Actually, it’s even worse, since the revenue figure in the Ryan plan is simply assumed, and is clearly too high given what he’s actually proposing on taxes; so either the fall in revenue will be even larger than shown here, or there will be unspecified tax hikes on the middle class.

via Where the Spending Cuts Go – NYTimes.com.

Congressman Ryan’s Plan to Fix Medicare and the Budget is Dangerous for Your Health

And this from hardly what one might call radical news media.

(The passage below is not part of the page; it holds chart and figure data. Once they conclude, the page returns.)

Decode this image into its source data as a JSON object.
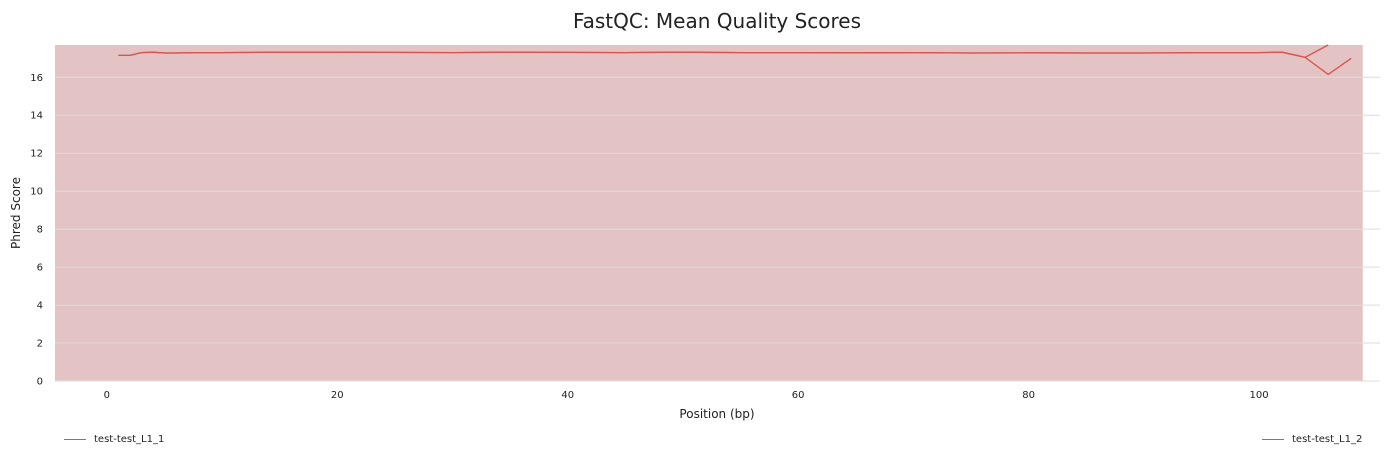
{
  "colors": {
    "line": "#d9534f",
    "fill": "#e3c3c3",
    "grid": "#dddddd"
  },
  "chart_data": {
    "type": "line",
    "title": "FastQC: Mean Quality Scores",
    "xlabel": "Position (bp)",
    "ylabel": "Phred Score",
    "xlim": [
      -4.5,
      110.5
    ],
    "ylim": [
      0,
      17.7
    ],
    "xticks": [
      0,
      20,
      40,
      60,
      80,
      100
    ],
    "yticks": [
      0,
      2,
      4,
      6,
      8,
      10,
      12,
      14,
      16
    ],
    "grid": "horizontal",
    "legend_position": "bottom",
    "background_band": {
      "x": [
        -4.5,
        109
      ],
      "y": [
        0,
        17.7
      ]
    },
    "series": [
      {
        "name": "test-test_L1_1",
        "x": [
          1,
          2,
          3,
          4,
          5,
          6,
          8,
          10,
          15,
          20,
          25,
          30,
          35,
          40,
          45,
          50,
          55,
          60,
          65,
          70,
          75,
          80,
          85,
          90,
          95,
          100,
          102,
          104,
          106
        ],
        "y": [
          17.15,
          17.15,
          17.3,
          17.32,
          17.28,
          17.28,
          17.3,
          17.3,
          17.32,
          17.32,
          17.31,
          17.3,
          17.32,
          17.31,
          17.3,
          17.32,
          17.3,
          17.3,
          17.29,
          17.3,
          17.28,
          17.29,
          17.28,
          17.28,
          17.3,
          17.3,
          17.32,
          17.05,
          17.7
        ]
      },
      {
        "name": "test-test_L1_2",
        "x": [
          1,
          2,
          3,
          4,
          5,
          6,
          8,
          10,
          15,
          20,
          25,
          30,
          35,
          40,
          45,
          50,
          55,
          60,
          65,
          70,
          75,
          80,
          85,
          90,
          95,
          100,
          102,
          104,
          106,
          108
        ],
        "y": [
          17.15,
          17.15,
          17.3,
          17.32,
          17.28,
          17.28,
          17.3,
          17.3,
          17.32,
          17.32,
          17.31,
          17.3,
          17.32,
          17.31,
          17.3,
          17.32,
          17.3,
          17.3,
          17.29,
          17.3,
          17.28,
          17.29,
          17.28,
          17.28,
          17.3,
          17.3,
          17.32,
          17.05,
          16.15,
          17.0
        ]
      }
    ]
  }
}
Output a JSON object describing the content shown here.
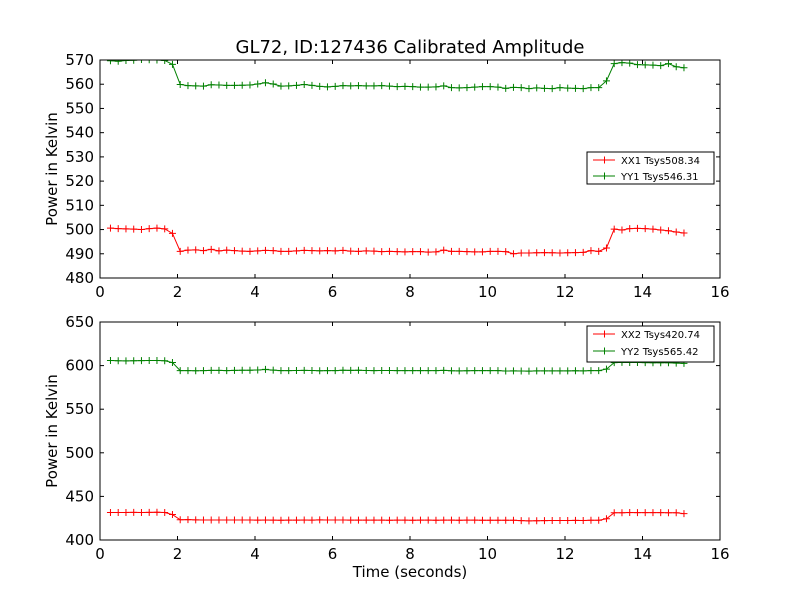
{
  "figure": {
    "title": "GL72, ID:127436 Calibrated Amplitude",
    "xlabel": "Time (seconds)"
  },
  "chart_data": [
    {
      "type": "line",
      "ylabel": "Power in Kelvin",
      "xlim": [
        0,
        16
      ],
      "ylim": [
        480,
        570
      ],
      "xticks": [
        "0",
        "2",
        "4",
        "6",
        "8",
        "10",
        "12",
        "14",
        "16"
      ],
      "yticks": [
        "480",
        "490",
        "500",
        "510",
        "520",
        "530",
        "540",
        "550",
        "560",
        "570"
      ],
      "legend_position": "right",
      "x": [
        0.27,
        0.47,
        0.67,
        0.87,
        1.07,
        1.27,
        1.47,
        1.67,
        1.87,
        2.07,
        2.27,
        2.47,
        2.67,
        2.87,
        3.07,
        3.27,
        3.47,
        3.67,
        3.87,
        4.07,
        4.27,
        4.47,
        4.67,
        4.87,
        5.07,
        5.27,
        5.47,
        5.67,
        5.87,
        6.07,
        6.27,
        6.47,
        6.67,
        6.87,
        7.07,
        7.27,
        7.47,
        7.67,
        7.87,
        8.07,
        8.27,
        8.47,
        8.67,
        8.87,
        9.07,
        9.27,
        9.47,
        9.67,
        9.87,
        10.07,
        10.27,
        10.47,
        10.67,
        10.87,
        11.07,
        11.27,
        11.47,
        11.67,
        11.87,
        12.07,
        12.27,
        12.47,
        12.67,
        12.87,
        13.07,
        13.27,
        13.47,
        13.67,
        13.87,
        14.07,
        14.27,
        14.47,
        14.67,
        14.87,
        15.07
      ],
      "series": [
        {
          "name": "XX1 Tsys508.34",
          "color": "#ff0000",
          "values": [
            500.6,
            500.4,
            500.3,
            500.2,
            500.0,
            500.4,
            500.6,
            500.3,
            498.4,
            491.0,
            491.5,
            491.6,
            491.3,
            491.8,
            491.2,
            491.5,
            491.3,
            491.1,
            491.0,
            491.2,
            491.4,
            491.3,
            491.0,
            491.0,
            491.2,
            491.4,
            491.3,
            491.2,
            491.3,
            491.2,
            491.4,
            491.1,
            491.0,
            491.2,
            491.1,
            490.9,
            491.0,
            490.9,
            490.8,
            490.9,
            490.9,
            490.7,
            490.8,
            491.5,
            491.0,
            491.0,
            490.9,
            490.8,
            490.8,
            491.0,
            491.0,
            490.9,
            490.0,
            490.3,
            490.3,
            490.4,
            490.5,
            490.4,
            490.3,
            490.4,
            490.5,
            490.6,
            491.3,
            491.0,
            492.4,
            500.2,
            499.8,
            500.4,
            500.5,
            500.4,
            500.2,
            499.8,
            499.5,
            499.0,
            498.6
          ]
        },
        {
          "name": "YY1 Tsys546.31",
          "color": "#008000",
          "values": [
            569.7,
            569.5,
            569.8,
            569.9,
            570.2,
            570.1,
            570.0,
            569.8,
            568.2,
            559.9,
            559.4,
            559.3,
            559.2,
            559.8,
            559.7,
            559.5,
            559.5,
            559.6,
            559.7,
            560.1,
            560.6,
            560.1,
            559.2,
            559.3,
            559.5,
            559.9,
            559.5,
            559.1,
            558.9,
            559.1,
            559.4,
            559.3,
            559.4,
            559.3,
            559.3,
            559.4,
            559.2,
            559.0,
            559.1,
            559.0,
            558.8,
            558.8,
            558.9,
            559.3,
            558.6,
            558.5,
            558.6,
            558.8,
            559.0,
            559.0,
            558.8,
            558.3,
            558.7,
            558.6,
            558.2,
            558.5,
            558.3,
            558.2,
            558.6,
            558.4,
            558.3,
            558.2,
            558.6,
            558.6,
            561.4,
            568.5,
            568.9,
            568.7,
            568.1,
            568.0,
            567.9,
            567.7,
            568.5,
            567.2,
            566.8
          ]
        }
      ]
    },
    {
      "type": "line",
      "ylabel": "Power in Kelvin",
      "xlabel": "Time (seconds)",
      "xlim": [
        0,
        16
      ],
      "ylim": [
        400,
        650
      ],
      "xticks": [
        "0",
        "2",
        "4",
        "6",
        "8",
        "10",
        "12",
        "14",
        "16"
      ],
      "yticks": [
        "400",
        "450",
        "500",
        "550",
        "600",
        "650"
      ],
      "legend_position": "top-right",
      "x": [
        0.27,
        0.47,
        0.67,
        0.87,
        1.07,
        1.27,
        1.47,
        1.67,
        1.87,
        2.07,
        2.27,
        2.47,
        2.67,
        2.87,
        3.07,
        3.27,
        3.47,
        3.67,
        3.87,
        4.07,
        4.27,
        4.47,
        4.67,
        4.87,
        5.07,
        5.27,
        5.47,
        5.67,
        5.87,
        6.07,
        6.27,
        6.47,
        6.67,
        6.87,
        7.07,
        7.27,
        7.47,
        7.67,
        7.87,
        8.07,
        8.27,
        8.47,
        8.67,
        8.87,
        9.07,
        9.27,
        9.47,
        9.67,
        9.87,
        10.07,
        10.27,
        10.47,
        10.67,
        10.87,
        11.07,
        11.27,
        11.47,
        11.67,
        11.87,
        12.07,
        12.27,
        12.47,
        12.67,
        12.87,
        13.07,
        13.27,
        13.47,
        13.67,
        13.87,
        14.07,
        14.27,
        14.47,
        14.67,
        14.87,
        15.07
      ],
      "series": [
        {
          "name": "XX2 Tsys420.74",
          "color": "#ff0000",
          "values": [
            431.5,
            431.6,
            431.6,
            431.7,
            431.5,
            431.7,
            431.8,
            431.5,
            429.2,
            423.2,
            423.3,
            423.1,
            422.9,
            423.0,
            422.9,
            422.9,
            423.0,
            422.9,
            422.9,
            422.8,
            422.9,
            422.8,
            422.7,
            422.8,
            422.8,
            422.9,
            422.8,
            423.1,
            422.9,
            422.9,
            423.0,
            422.8,
            422.8,
            422.8,
            422.8,
            422.8,
            422.7,
            422.8,
            422.8,
            422.7,
            422.8,
            422.8,
            422.7,
            422.8,
            422.8,
            422.7,
            422.8,
            422.8,
            422.7,
            422.7,
            422.7,
            422.7,
            422.6,
            422.2,
            422.0,
            422.1,
            422.2,
            422.4,
            422.3,
            422.4,
            422.5,
            422.4,
            422.6,
            422.6,
            424.3,
            431.3,
            431.3,
            431.5,
            431.4,
            431.4,
            431.4,
            431.4,
            431.3,
            431.2,
            430.3
          ]
        },
        {
          "name": "YY2 Tsys565.42",
          "color": "#008000",
          "values": [
            605.9,
            605.5,
            605.4,
            605.5,
            605.7,
            605.8,
            605.8,
            605.6,
            603.5,
            594.3,
            594.2,
            594.1,
            594.2,
            594.5,
            594.5,
            594.3,
            594.5,
            594.6,
            594.7,
            595.0,
            595.6,
            594.8,
            594.2,
            594.3,
            594.4,
            594.5,
            594.4,
            594.1,
            594.2,
            594.3,
            594.6,
            594.5,
            594.6,
            594.4,
            594.2,
            594.4,
            594.4,
            594.3,
            594.3,
            594.2,
            594.2,
            594.3,
            594.2,
            594.5,
            594.1,
            594.0,
            594.1,
            594.2,
            594.2,
            594.3,
            594.2,
            593.8,
            593.9,
            593.8,
            593.7,
            593.9,
            594.0,
            593.9,
            594.0,
            594.0,
            594.1,
            594.0,
            594.2,
            594.2,
            596.0,
            603.4,
            603.7,
            603.6,
            603.5,
            603.4,
            603.3,
            603.2,
            603.3,
            602.9,
            602.6
          ]
        }
      ]
    }
  ]
}
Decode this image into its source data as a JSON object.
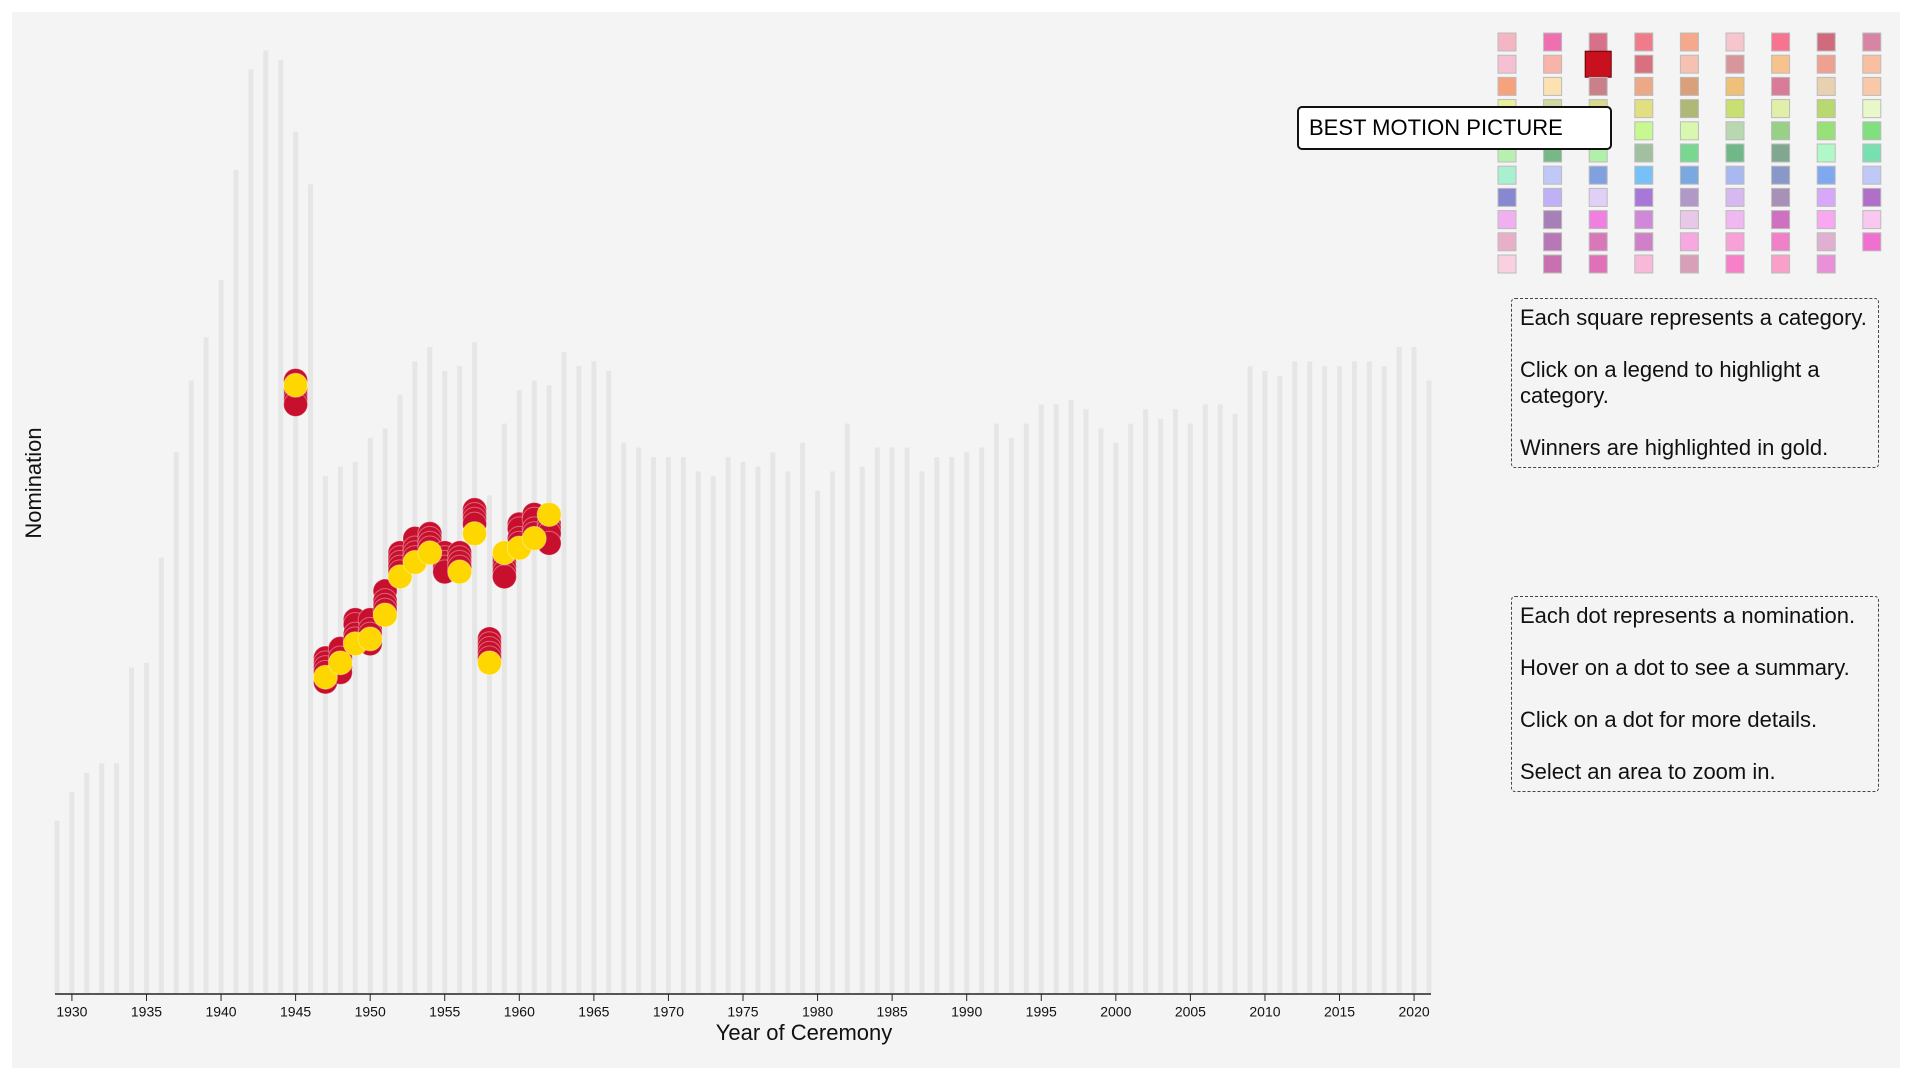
{
  "chart_data": {
    "type": "bar-dots",
    "x_label": "Year of Ceremony",
    "y_label": "Nomination",
    "bar_color": "#e6e6e6",
    "x": [
      1929,
      1930,
      1931,
      1932,
      1933,
      1934,
      1935,
      1936,
      1937,
      1938,
      1939,
      1940,
      1941,
      1942,
      1943,
      1944,
      1945,
      1946,
      1947,
      1948,
      1949,
      1950,
      1951,
      1952,
      1953,
      1954,
      1955,
      1956,
      1957,
      1958,
      1959,
      1960,
      1961,
      1962,
      1963,
      1964,
      1965,
      1966,
      1967,
      1968,
      1969,
      1970,
      1971,
      1972,
      1973,
      1974,
      1975,
      1976,
      1977,
      1978,
      1979,
      1980,
      1981,
      1982,
      1983,
      1984,
      1985,
      1986,
      1987,
      1988,
      1989,
      1990,
      1991,
      1992,
      1993,
      1994,
      1995,
      1996,
      1997,
      1998,
      1999,
      2000,
      2001,
      2002,
      2003,
      2004,
      2005,
      2006,
      2007,
      2008,
      2009,
      2010,
      2011,
      2012,
      2013,
      2014,
      2015,
      2016,
      2017,
      2018,
      2019,
      2020,
      2021
    ],
    "values": [
      36,
      42,
      46,
      48,
      48,
      68,
      69,
      91,
      113,
      128,
      137,
      149,
      172,
      193,
      197,
      195,
      180,
      169,
      108,
      110,
      111,
      116,
      118,
      125,
      132,
      135,
      130,
      131,
      136,
      104,
      119,
      126,
      128,
      127,
      134,
      131,
      132,
      130,
      115,
      114,
      112,
      112,
      112,
      109,
      108,
      112,
      111,
      110,
      113,
      109,
      115,
      105,
      109,
      119,
      110,
      114,
      114,
      114,
      109,
      112,
      112,
      113,
      114,
      119,
      116,
      119,
      123,
      123,
      124,
      122,
      118,
      115,
      119,
      122,
      120,
      122,
      119,
      123,
      123,
      121,
      131,
      130,
      129,
      132,
      132,
      131,
      131,
      132,
      132,
      131,
      135,
      135,
      128
    ],
    "xlim": [
      1929,
      2021
    ],
    "xticks": [
      1930,
      1935,
      1940,
      1945,
      1950,
      1955,
      1960,
      1965,
      1970,
      1975,
      1980,
      1985,
      1990,
      1995,
      2000,
      2005,
      2010,
      2015,
      2020
    ],
    "ylim": [
      0,
      200
    ],
    "dots": [
      {
        "color": "#c8102e",
        "x": [
          1945,
          1945,
          1945,
          1945,
          1945,
          1947,
          1947,
          1947,
          1947,
          1947,
          1948,
          1948,
          1948,
          1948,
          1949,
          1949,
          1949,
          1949,
          1950,
          1950,
          1950,
          1950,
          1951,
          1951,
          1951,
          1951,
          1952,
          1952,
          1952,
          1952,
          1952,
          1953,
          1953,
          1953,
          1953,
          1954,
          1954,
          1954,
          1954,
          1955,
          1955,
          1955,
          1955,
          1955,
          1956,
          1956,
          1956,
          1956,
          1957,
          1957,
          1957,
          1957,
          1958,
          1958,
          1958,
          1958,
          1958,
          1959,
          1959,
          1959,
          1959,
          1959,
          1960,
          1960,
          1960,
          1960,
          1961,
          1961,
          1961,
          1961,
          1962,
          1962,
          1962,
          1962
        ],
        "values": [
          128,
          126,
          125,
          124,
          123,
          70,
          69,
          68,
          67,
          65,
          72,
          70,
          68,
          67,
          78,
          77,
          75,
          74,
          78,
          76,
          75,
          73,
          84,
          82,
          81,
          80,
          92,
          91,
          90,
          89,
          88,
          95,
          93,
          92,
          91,
          96,
          95,
          94,
          93,
          92,
          91,
          90,
          89,
          88,
          92,
          91,
          90,
          89,
          101,
          100,
          99,
          98,
          74,
          73,
          72,
          71,
          70,
          91,
          90,
          89,
          88,
          87,
          98,
          97,
          95,
          94,
          100,
          99,
          97,
          96,
          98,
          97,
          96,
          94
        ]
      },
      {
        "color": "#ffd700",
        "x": [
          1945,
          1947,
          1948,
          1949,
          1950,
          1951,
          1952,
          1953,
          1954,
          1956,
          1957,
          1958,
          1959,
          1960,
          1961,
          1962
        ],
        "values": [
          127,
          66,
          69,
          73,
          74,
          79,
          87,
          90,
          92,
          88,
          96,
          69,
          92,
          93,
          95,
          100
        ]
      }
    ],
    "legend_colors": [
      "#f4b6c2",
      "#f06fb0",
      "#d9708a",
      "#f07b8a",
      "#f5a98a",
      "#f7c6cc",
      "#f7738f",
      "#cf6b7b",
      "#d884a6",
      "#f6bfd2",
      "#f8b4a8",
      "#c8101e",
      "#d9707f",
      "#f6c1b0",
      "#d8959a",
      "#f8c28e",
      "#f0a090",
      "#f8c0a0",
      "#f6a27c",
      "#fbe2b0",
      "#c98088",
      "#eca986",
      "#d9a07a",
      "#eec07a",
      "#d87c98",
      "#e8d0b0",
      "#f8c8a8",
      "#e8f0a0",
      "#d0d8a0",
      "#d8d890",
      "#e0e080",
      "#b0b878",
      "#c8e070",
      "#e0f0a8",
      "#b8d870",
      "#e8f8c8",
      "#c8f0a0",
      "#a8c898",
      "#98d080",
      "#c8f890",
      "#d8f8b0",
      "#b8d8b0",
      "#98d088",
      "#98e078",
      "#80e080",
      "#b8f0b0",
      "#78b888",
      "#b0f0a8",
      "#a0c0a0",
      "#78d890",
      "#70b888",
      "#80a890",
      "#b0f8c8",
      "#78e0b0",
      "#a8f0d0",
      "#c0c8f8",
      "#80a0e0",
      "#78c0f8",
      "#7aa8e0",
      "#a8b8f0",
      "#8898c8",
      "#80a8f0",
      "#c0c8f8",
      "#8888d0",
      "#c0b0f8",
      "#e0d0f8",
      "#a878d8",
      "#b098c8",
      "#d8b8f0",
      "#a890b8",
      "#d8a8f8",
      "#b070c8",
      "#f0b0f0",
      "#a880b8",
      "#f080e0",
      "#d088d8",
      "#e8c8e8",
      "#f0b8f0",
      "#d070c0",
      "#f8a8f0",
      "#f8c8f0",
      "#e8b0c8",
      "#b878b8",
      "#d878b8",
      "#d080c8",
      "#f8a8e0",
      "#f8a0d8",
      "#f080c8",
      "#e0b0d0",
      "#f070d0",
      "#f8d0e0",
      "#c870b0",
      "#e070b8",
      "#f8b8d8",
      "#d8a0b8",
      "#f880c8",
      "#f8a0c8",
      "#e890d8"
    ],
    "legend_selected": 11,
    "tooltip": "BEST MOTION PICTURE",
    "notes": [
      [
        "Each square represents a category.",
        "Click on a legend to highlight a category.",
        "Winners are highlighted in gold."
      ],
      [
        "Each dot represents a nomination.",
        "Hover on a dot to see a summary.",
        "Click on a dot for more details.",
        "Select an area to zoom in."
      ]
    ]
  }
}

PAUL RYAN’S plan to replace Medicare with a system of vouchers for seniors to buy health care on the private market has only been vaguely described, as of this writing. But there is one thing about it that’s fairly clear, regardless of what’s in the details Mr Ryan will announce today: Mr Ryan’s plan ends the guarantee that all American seniors will have health insurance. The Medicare system we’ve had in place for the past 45 years promises that once you reach 65, you will be covered by a government-financed health-insurance plan. Mr Ryan’s plan promises that once you reach 65, you will receive a voucher for an amount that he thinks ought to be enough for individuals to purchase a private health-insurance plan. (Mr Ryan insists that his plan doesn’t entail a “voucher”, but there is no meaningful distinction between getting a voucher with which to pay for insurance, and having the government send a payment to the insurer you choose.) If that voucher isn’t worth enough for some particular senior to buy insurance, and that particular senior isn’t wealthy enough to top off the coverage, or is a bit forgetful and neglects to purchase insurance, there’s no guarantee that that person will be insured. It’s up to you; you carry the risk.

via Medicare reform: You put the load right on me | The Economist.